|
Post by onemore4826 on Jun 24, 2024 18:11:30 GMT
.
|
|
|
Post by lovebunny on Jun 24, 2024 19:53:56 GMT
Actually, she does NOT check off boxes for a long term r'ship. That would require her to be someone who WANTS to be in a r'ship with you, & makes the effort to make that happen. She's telling you the truth: She isn't comfortable with exclusivity. She doesn't have the bandwidth for a r'ship. She's scared of feeling trapped. She isn't feeling spark. Are you listening to her? Maybe she is avoidant, but that doesn't mean you're supposed to learn all you can about her avoidance so you can game her into being with you. Learn, instead, about your own anxious attachment that makes you chase someone who isn't emotionally available.
Please do not come at her as "friends" when you really are trying to worm your way into her life as more than that. Why not respect her wishes to NOT be romantically involved with you? I'm sure you can find someone who will tick your boxes AND want a relationship. Just let her be, do not contact.

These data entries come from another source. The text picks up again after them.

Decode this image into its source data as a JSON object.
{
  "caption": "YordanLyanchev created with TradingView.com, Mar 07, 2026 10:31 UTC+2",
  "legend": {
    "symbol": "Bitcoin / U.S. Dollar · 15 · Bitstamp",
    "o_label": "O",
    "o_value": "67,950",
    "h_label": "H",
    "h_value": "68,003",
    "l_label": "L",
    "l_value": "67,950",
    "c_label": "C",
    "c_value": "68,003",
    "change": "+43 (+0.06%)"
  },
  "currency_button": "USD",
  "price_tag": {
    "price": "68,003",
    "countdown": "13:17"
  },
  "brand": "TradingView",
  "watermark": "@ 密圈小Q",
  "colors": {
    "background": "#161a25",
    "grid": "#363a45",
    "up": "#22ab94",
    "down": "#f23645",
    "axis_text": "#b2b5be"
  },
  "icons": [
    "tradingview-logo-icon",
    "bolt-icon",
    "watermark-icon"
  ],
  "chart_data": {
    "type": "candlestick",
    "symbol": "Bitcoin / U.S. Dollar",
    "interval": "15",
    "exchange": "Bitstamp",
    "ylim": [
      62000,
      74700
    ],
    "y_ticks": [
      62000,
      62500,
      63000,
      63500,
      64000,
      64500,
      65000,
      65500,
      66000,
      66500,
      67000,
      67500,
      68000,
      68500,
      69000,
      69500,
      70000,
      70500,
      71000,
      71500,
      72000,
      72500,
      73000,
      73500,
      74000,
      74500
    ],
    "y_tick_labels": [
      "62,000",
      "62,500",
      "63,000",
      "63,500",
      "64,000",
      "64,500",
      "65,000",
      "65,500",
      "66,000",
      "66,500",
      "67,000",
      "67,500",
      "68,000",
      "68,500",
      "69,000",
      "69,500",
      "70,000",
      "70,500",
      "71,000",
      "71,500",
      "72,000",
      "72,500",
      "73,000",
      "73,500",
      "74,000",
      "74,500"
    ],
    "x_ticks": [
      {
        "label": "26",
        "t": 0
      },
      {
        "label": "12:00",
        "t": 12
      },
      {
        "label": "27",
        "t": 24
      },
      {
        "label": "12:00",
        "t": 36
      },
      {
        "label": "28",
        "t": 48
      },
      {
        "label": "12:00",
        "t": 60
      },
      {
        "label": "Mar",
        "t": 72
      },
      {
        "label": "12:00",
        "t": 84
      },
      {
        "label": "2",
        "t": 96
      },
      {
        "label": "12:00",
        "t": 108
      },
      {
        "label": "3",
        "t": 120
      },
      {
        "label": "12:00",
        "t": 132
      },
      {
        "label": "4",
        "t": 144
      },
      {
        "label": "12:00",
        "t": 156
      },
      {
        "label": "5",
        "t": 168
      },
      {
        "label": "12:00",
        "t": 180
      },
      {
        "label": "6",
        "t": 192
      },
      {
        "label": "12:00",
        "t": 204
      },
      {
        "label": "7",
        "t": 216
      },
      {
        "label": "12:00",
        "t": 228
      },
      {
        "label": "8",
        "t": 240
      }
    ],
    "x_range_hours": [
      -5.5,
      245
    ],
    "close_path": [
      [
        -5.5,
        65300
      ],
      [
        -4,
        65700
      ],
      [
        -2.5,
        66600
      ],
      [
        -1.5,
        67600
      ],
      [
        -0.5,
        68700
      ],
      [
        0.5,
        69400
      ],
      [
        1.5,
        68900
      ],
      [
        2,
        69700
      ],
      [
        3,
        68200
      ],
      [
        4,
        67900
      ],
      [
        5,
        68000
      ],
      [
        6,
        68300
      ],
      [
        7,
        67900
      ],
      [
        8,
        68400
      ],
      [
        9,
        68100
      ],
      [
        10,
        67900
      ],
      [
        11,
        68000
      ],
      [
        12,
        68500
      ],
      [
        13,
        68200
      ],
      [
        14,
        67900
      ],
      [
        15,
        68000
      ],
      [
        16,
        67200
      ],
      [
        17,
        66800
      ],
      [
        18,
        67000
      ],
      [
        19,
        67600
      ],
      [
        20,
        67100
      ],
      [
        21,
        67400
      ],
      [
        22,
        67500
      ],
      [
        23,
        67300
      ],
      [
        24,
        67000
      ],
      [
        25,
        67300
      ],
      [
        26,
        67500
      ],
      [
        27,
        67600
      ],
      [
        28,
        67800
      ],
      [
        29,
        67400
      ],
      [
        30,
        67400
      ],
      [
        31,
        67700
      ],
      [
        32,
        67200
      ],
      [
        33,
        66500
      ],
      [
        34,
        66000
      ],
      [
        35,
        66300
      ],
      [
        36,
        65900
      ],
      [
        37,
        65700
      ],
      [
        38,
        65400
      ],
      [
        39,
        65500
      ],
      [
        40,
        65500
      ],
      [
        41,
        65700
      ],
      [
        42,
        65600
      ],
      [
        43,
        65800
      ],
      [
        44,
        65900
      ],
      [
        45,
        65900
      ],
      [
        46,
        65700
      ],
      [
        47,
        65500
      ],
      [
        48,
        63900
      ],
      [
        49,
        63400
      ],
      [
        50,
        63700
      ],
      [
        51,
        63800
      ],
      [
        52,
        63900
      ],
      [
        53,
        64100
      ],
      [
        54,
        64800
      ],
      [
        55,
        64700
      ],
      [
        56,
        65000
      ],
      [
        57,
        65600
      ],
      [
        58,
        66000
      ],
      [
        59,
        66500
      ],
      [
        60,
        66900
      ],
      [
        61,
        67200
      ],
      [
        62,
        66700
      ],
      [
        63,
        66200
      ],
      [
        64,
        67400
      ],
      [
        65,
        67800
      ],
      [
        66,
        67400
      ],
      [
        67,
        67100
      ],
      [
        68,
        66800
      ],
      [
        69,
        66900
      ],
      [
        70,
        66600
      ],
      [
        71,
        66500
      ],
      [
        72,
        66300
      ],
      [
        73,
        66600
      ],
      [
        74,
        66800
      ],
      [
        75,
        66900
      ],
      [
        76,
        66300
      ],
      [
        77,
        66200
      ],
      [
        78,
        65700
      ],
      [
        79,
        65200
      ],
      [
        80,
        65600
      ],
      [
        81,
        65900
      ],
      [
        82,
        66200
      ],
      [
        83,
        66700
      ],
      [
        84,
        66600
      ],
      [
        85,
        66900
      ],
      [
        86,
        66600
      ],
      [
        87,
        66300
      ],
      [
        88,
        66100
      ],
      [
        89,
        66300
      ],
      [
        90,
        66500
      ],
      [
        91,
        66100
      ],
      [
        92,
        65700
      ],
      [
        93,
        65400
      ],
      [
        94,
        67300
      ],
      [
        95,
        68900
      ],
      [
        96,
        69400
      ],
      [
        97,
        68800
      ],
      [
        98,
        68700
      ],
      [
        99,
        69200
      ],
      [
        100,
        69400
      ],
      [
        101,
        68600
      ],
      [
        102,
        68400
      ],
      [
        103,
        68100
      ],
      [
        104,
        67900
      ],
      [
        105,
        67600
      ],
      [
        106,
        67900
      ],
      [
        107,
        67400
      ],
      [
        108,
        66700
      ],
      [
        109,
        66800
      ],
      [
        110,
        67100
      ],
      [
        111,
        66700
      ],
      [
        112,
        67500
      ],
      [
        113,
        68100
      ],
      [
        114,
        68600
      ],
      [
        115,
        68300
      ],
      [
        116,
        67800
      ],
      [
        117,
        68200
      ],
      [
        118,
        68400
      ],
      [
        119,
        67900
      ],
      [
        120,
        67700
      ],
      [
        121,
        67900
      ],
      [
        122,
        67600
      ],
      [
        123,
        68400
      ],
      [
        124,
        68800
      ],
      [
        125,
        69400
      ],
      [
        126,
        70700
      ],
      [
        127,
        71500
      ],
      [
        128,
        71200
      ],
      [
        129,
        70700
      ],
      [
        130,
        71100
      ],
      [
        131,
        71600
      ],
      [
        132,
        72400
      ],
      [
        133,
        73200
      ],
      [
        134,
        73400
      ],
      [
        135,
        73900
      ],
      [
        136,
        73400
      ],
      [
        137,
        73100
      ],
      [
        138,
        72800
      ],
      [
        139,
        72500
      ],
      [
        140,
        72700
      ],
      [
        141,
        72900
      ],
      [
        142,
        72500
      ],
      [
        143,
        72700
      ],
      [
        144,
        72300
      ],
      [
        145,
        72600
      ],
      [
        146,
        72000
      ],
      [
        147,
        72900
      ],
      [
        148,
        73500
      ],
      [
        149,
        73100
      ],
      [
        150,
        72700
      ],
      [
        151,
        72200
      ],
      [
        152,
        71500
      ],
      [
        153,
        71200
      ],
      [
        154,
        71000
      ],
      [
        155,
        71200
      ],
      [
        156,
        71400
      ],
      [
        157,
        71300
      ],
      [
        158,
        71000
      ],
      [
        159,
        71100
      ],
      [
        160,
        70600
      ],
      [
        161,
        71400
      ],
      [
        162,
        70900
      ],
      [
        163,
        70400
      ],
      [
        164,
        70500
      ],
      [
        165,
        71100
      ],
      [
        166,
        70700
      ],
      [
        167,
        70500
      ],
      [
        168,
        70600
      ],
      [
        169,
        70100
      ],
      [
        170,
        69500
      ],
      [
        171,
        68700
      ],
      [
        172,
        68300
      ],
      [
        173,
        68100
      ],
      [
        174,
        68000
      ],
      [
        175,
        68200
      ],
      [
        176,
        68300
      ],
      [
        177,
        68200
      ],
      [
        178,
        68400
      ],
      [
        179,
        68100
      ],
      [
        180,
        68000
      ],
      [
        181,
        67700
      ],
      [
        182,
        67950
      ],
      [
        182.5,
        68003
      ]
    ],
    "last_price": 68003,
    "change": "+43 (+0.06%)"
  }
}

Yes, I've had short situationships with people who were avoidant/emotionally unavailable. It sucks. The only way around it is to avoid situationships.
|
|
|
Post by alexandra on Jun 24, 2024 20:39:48 GMT
I know the prevailing wisdom is that the same cycle will repeat until they get therapy The prevailing wisdom is the same cycle will repeat until you both get therapy... and the same cycle of rarely feeling attracted to someone unless they are emotionally unavailable repeats until you want to address where your anxiety comes from and why someone who doesn't want to be in a relationship is the person who you feel checks all your relationship boxes. This situation sucks and is painful and I'd been in it several times when I was younger, so I do not say that to be harsh. But you're trying to put it on her to change while blaming yourself for pushing her away by stating that you had needs (though she didn't have the capacity to meet anyone's needs due to conflict with her own needs). She's not going to change unless she wants to, which is painful for her and has nothing to do with you. Just like if you change, it will be hard and have nothing to do with her. People change for themselves because they aspire to grow or because they're in too much pain to stay the same. Knowing about attachment theory doesn't mean it gives you a guide for the perfect way to interact with someone to enable their issues while maybe getting some of your own needs barely met. The power in attachment theory is to see that people have different capacities, traumas, needs, and skill sets or lack thereof to cope with stress and to process their own emotions, and to start to see how it has nothing to do with you. That allows you to start learning about healthy boundaries, seeing different types of dysfunctional behavior to avoid and to avoid doing yourself, and learning about ways people trigger each other so you can step out of that on your own and give yourself the space to do your own work and healing towards security. Which eventually results in healthier relating and stronger enduring connections, rather than situationships, confusion, and power struggles. It helps you depersonalize and recognize when it's better to walk away, so that you don't abandon yourself or stuff down your own needs.